Files

86 lines
3.7 KiB
Markdown

# qwen235b-thinking-decode-0323
qwen3-235b-a22b `thinking` trace, `decode_only` mode, internal vLLM (`/usr/local/bin/vllm`), tuned on `thinking_w20260323_1000` with `TPOT <= 40ms`.
## Setup
- Hardware: `dash2`, `8x H20`
- Model: `/home/admin/resource/model/464482ce.qwen3-235b-a22b/256k-0717`
- Engine: internal vLLM, decode-only mode with `--kv-transfer-config {"kv_connector":"DecodeBenchConnector","kv_role":"kv_both"}`
- Baseline topology: `TP=4, DP=2, EP=8`
- Trace: `thinking_w20260323_1000`
- Trace source: `trace_windows/traces/thinking_w20260323_1000.jsonl`
- Window duration: `600s` (`10:00-10:10`, `2026-03-23`)
- Request mode: `decode_only`
- SLO:
- pass target: `95%`
- `TPOT <= 40ms`
- `TTFT` not enforced
- Search:
- `sampling_u in [0, 0.125]`
- `max_probes = 6`
- `12` trials total
- Proposal model: `codex / gpt-5.4`
## Run assets
- Study root: `/home/admin/cpfs/wjh/aituner/aituner/.aituner-decode/dash2-qwen235b-decode-thinking-run1-0323-tpot40-topology`
- State: `/home/admin/cpfs/wjh/aituner/aituner/.aituner-decode/dash2-qwen235b-decode-thinking-run1-0323-tpot40-topology/state.json`
- Spec: `/home/admin/cpfs/wjh/aituner/aituner/.aituner-decode/specs/dash2_qwen235b_decode_thinking_run1_0323_tpot40_topology.json`
## Best result
- Best trial: `trial-0007`
- Best config delta:
- `gpu-memory-utilization=0.86`
- Best topology stayed unchanged:
- `tensor-parallel-size=4`
- `data-parallel-size=2`
- `expert-parallel-size=8`
- Best `sampling_u`: `0.033736228943`
- Best request rate: `0.48333333333333334 req/s`
- Best request rate per GPU: `0.06041666666666667 req/s/gpu`
- Best pass rate: `0.9551724137931035`
Compared with baseline:
- `trial-0001`: `0.43333333333333335 req/s`, `0.05416666666666667 req/s/gpu`
- `trial-0007`: `0.48333333333333334 req/s`, `0.06041666666666667 req/s/gpu`
- Throughput gain: `1.12x`
Best-point latency:
- `TPOT mean/p50/p90/p95/p99 = 26.18 / 24.04 / 38.46 / 39.55 / 40.76 ms`
## 12-trial summary
| Trial | Proposed config delta | Result |
| --- | --- | --- |
| `trial-0001` | baseline `TP4/DP2/EP8` | `0.4333 req/s`, feasible |
| `trial-0002` | `EP=4` | launch fail |
| `trial-0003` | `gpu-memory-utilization=0.8`, `max-num-seqs=224` | infeasible |
| `trial-0004` | `gpu-memory-utilization=0.8` | infeasible |
| `trial-0005` | `gpu-memory-utilization=0.82` | `0.4650 req/s`, feasible |
| `trial-0006` | `gpu-memory-utilization=0.84` | infeasible |
| `trial-0007` | `gpu-memory-utilization=0.86` | `0.4833 req/s`, feasible, best |
| `trial-0008` | `gpu-memory-utilization=0.87` | infeasible |
| `trial-0009` | `gpu-memory-utilization=0.86`, `block-size=32` | launch fail |
| `trial-0010` | `gpu-memory-utilization=0.86`, `max-num-seqs=208` | infeasible |
| `trial-0011` | `gpu-memory-utilization=0.86`, `max-num-seqs=176` | infeasible |
| `trial-0012` | `gpu-memory-utilization=0.86`, `max-num-batched-tokens=896` | infeasible |
## Key insights
- This `0323` window did not produce a better topology than the baseline.
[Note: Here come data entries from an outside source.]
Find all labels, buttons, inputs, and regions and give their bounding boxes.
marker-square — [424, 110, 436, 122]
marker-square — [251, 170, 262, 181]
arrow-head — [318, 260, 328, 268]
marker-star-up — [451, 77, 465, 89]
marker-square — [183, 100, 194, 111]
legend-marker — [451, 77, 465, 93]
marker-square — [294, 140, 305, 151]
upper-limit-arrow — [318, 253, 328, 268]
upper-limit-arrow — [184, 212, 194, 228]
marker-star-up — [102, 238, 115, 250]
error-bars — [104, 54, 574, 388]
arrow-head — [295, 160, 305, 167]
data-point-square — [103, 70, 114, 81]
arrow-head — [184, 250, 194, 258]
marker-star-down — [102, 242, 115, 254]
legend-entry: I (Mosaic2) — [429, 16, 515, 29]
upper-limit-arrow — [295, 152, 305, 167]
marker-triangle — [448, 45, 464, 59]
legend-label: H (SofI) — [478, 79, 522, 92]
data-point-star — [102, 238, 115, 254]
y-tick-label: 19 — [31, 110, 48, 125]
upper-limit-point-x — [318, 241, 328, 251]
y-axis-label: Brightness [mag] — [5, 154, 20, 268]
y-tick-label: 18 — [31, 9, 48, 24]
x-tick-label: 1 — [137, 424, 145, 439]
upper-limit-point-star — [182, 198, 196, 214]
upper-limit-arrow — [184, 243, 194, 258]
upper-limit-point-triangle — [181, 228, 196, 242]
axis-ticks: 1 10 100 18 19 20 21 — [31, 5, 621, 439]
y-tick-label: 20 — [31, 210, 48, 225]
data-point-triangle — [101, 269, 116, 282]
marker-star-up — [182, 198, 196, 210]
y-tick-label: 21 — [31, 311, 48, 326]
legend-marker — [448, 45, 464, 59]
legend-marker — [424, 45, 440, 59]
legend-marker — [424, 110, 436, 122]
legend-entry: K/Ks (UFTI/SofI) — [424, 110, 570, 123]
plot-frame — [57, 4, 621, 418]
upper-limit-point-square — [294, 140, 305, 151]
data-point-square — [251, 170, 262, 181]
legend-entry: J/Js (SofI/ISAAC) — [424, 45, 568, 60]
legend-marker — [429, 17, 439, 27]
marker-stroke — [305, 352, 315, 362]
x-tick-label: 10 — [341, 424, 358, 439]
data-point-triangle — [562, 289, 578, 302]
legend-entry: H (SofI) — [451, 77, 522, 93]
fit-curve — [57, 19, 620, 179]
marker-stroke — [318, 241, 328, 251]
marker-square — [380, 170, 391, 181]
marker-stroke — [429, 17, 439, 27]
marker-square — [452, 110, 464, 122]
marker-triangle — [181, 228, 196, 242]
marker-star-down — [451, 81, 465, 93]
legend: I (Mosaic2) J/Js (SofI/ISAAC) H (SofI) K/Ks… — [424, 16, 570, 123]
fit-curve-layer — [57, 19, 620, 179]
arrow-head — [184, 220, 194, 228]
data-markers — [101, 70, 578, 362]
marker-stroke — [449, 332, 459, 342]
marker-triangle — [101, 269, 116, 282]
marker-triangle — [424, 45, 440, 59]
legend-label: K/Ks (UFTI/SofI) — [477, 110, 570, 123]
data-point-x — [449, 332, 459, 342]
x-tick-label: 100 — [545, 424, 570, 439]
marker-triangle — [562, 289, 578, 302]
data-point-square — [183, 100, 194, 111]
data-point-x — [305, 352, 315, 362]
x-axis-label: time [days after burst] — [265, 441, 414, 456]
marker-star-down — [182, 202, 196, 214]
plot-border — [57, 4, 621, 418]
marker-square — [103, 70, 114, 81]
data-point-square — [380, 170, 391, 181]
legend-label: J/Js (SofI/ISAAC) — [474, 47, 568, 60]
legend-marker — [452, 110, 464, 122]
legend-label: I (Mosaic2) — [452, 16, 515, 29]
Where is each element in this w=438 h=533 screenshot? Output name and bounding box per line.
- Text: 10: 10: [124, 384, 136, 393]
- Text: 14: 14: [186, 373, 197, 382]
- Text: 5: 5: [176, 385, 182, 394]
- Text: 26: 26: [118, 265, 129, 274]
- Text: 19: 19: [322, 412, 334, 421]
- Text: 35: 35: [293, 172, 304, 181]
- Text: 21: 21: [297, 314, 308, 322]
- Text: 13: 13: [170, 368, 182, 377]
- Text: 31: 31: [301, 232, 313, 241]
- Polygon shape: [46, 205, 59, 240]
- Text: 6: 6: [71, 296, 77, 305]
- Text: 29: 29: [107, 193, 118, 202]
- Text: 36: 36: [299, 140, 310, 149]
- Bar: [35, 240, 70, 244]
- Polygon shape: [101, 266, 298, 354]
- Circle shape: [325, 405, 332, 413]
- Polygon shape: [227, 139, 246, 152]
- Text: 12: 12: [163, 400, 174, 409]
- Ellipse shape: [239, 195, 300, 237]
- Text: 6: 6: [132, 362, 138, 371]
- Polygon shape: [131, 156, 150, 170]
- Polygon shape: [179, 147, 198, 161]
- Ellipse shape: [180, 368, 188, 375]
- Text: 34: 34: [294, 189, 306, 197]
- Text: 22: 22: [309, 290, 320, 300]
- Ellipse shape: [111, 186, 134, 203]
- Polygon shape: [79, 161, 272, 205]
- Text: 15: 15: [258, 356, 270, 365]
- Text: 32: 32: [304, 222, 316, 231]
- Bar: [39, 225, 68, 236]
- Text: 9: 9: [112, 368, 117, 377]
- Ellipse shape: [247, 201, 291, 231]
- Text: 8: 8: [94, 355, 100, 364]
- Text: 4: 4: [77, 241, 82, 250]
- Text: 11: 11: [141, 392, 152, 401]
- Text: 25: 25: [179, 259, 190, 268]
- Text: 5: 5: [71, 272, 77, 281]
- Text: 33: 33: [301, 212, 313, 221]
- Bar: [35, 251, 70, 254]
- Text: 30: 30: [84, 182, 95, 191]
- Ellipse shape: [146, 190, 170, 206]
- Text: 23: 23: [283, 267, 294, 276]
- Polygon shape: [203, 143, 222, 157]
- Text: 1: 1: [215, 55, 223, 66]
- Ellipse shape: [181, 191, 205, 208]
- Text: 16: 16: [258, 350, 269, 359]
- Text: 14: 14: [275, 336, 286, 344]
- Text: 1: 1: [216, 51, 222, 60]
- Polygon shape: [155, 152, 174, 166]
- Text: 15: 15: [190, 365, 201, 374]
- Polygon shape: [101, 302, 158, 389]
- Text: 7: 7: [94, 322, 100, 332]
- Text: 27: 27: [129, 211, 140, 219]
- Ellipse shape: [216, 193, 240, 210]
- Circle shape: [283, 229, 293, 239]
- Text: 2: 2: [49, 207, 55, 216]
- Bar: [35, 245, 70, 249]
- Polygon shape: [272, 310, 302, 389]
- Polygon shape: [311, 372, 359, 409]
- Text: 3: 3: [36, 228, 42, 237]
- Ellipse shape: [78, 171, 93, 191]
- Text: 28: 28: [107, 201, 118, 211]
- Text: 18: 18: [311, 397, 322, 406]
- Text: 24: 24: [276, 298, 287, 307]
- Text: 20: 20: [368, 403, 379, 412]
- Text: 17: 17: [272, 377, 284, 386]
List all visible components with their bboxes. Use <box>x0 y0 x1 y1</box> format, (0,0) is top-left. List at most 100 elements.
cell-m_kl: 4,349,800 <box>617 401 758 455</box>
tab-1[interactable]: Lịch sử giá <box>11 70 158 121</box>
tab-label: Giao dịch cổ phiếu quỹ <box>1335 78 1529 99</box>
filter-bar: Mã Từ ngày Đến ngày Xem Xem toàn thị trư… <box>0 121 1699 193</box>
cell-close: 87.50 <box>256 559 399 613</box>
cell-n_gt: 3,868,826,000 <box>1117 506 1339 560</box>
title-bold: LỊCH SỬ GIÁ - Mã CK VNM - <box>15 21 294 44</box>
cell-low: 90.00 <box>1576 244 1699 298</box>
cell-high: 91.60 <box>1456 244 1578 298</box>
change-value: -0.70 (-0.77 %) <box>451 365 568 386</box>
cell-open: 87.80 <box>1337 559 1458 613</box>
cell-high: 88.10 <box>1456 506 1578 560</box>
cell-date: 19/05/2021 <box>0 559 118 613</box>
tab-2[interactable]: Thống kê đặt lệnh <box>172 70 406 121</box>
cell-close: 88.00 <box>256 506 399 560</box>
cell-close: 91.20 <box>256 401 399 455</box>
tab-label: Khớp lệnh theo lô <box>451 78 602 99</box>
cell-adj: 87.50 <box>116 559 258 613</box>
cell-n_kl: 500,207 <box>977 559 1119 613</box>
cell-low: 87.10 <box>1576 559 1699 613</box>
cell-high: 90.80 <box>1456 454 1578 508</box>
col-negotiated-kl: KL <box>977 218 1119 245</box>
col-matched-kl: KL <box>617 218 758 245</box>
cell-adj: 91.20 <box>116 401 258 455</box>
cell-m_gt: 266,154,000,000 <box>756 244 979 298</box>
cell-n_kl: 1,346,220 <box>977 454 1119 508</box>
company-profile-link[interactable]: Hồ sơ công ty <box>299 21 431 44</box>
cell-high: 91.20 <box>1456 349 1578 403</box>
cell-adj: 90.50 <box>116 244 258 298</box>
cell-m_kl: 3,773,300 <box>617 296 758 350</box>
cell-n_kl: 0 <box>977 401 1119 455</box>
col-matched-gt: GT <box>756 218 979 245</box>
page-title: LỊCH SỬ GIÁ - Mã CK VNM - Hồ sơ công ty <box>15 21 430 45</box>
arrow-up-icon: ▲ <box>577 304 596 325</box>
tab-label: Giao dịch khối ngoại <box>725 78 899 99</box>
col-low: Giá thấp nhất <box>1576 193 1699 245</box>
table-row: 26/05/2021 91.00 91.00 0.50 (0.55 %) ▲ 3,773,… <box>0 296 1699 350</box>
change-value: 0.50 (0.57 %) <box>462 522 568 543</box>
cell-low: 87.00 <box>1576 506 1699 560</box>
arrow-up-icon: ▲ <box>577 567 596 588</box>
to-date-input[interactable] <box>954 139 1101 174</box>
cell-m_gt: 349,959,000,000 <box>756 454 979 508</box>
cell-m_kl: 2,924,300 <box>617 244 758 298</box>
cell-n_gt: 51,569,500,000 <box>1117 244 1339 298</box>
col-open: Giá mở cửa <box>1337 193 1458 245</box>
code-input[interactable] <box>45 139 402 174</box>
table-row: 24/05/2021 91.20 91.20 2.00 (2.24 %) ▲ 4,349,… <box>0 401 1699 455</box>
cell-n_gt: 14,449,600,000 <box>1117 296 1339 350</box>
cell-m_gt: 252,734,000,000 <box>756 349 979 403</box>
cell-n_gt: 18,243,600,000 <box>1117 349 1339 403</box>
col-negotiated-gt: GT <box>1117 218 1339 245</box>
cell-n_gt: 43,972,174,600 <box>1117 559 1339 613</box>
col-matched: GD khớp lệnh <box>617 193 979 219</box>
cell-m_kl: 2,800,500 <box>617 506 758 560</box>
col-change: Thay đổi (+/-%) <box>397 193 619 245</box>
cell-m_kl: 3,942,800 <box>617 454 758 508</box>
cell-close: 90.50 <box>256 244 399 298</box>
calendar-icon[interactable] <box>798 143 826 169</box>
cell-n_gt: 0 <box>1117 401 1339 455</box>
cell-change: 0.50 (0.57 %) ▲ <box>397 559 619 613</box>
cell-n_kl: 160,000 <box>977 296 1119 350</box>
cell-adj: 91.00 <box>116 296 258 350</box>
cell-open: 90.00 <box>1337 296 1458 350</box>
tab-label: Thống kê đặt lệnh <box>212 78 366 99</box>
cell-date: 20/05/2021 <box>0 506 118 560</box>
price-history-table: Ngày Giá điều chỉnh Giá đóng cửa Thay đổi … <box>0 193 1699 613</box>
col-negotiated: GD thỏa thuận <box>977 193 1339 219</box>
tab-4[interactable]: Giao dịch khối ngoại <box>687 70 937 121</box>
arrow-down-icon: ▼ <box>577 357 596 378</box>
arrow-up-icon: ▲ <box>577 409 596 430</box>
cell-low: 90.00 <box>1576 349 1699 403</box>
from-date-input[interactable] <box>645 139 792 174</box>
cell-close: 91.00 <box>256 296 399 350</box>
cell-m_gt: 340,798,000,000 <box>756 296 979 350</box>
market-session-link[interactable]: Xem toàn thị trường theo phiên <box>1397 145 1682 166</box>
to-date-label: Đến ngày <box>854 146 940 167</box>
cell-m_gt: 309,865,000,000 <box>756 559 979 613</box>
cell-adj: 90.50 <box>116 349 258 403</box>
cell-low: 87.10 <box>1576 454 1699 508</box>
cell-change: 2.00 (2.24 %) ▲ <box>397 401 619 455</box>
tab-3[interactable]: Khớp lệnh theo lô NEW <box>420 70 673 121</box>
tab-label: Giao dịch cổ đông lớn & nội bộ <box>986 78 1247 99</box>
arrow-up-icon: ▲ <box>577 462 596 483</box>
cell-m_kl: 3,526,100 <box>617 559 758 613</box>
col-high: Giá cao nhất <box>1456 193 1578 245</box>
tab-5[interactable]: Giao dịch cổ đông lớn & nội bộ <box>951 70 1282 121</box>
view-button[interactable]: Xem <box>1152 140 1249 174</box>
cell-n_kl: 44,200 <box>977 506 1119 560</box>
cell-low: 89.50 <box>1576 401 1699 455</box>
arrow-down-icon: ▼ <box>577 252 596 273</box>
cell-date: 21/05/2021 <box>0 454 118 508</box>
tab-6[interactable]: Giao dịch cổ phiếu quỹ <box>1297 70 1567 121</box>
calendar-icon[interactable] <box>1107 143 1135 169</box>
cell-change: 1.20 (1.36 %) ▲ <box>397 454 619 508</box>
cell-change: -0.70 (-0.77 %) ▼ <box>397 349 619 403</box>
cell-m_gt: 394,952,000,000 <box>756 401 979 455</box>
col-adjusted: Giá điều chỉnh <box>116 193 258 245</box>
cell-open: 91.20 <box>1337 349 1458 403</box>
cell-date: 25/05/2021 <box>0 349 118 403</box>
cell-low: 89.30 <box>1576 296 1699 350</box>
The winning move was a small memory-headroom increase, not a TP/DP/EP change.
- `EP=4` was not viable under the current deployment shape and failed at launch, so the run quickly converged away from topology changes.
- The best point is very close to the SLO edge: `TPOT p95 ~= 39.55ms`, so the remaining headroom is small.
- Compared with the heavier `0327` decode-only tuning, `0323` is a milder window: baseline is already strong, and tuning only adds about `11.5%`.
## Recommendation
For a `0323`-like decode-only `thinking` window, keep the baseline `TP4/DP2/EP8` topology and use:
- `gpu-memory-utilization=0.86`
Do not treat this run as evidence that `0323` prefers the same topology changes as `0327`; this study mainly supports a small residency-headroom refinement.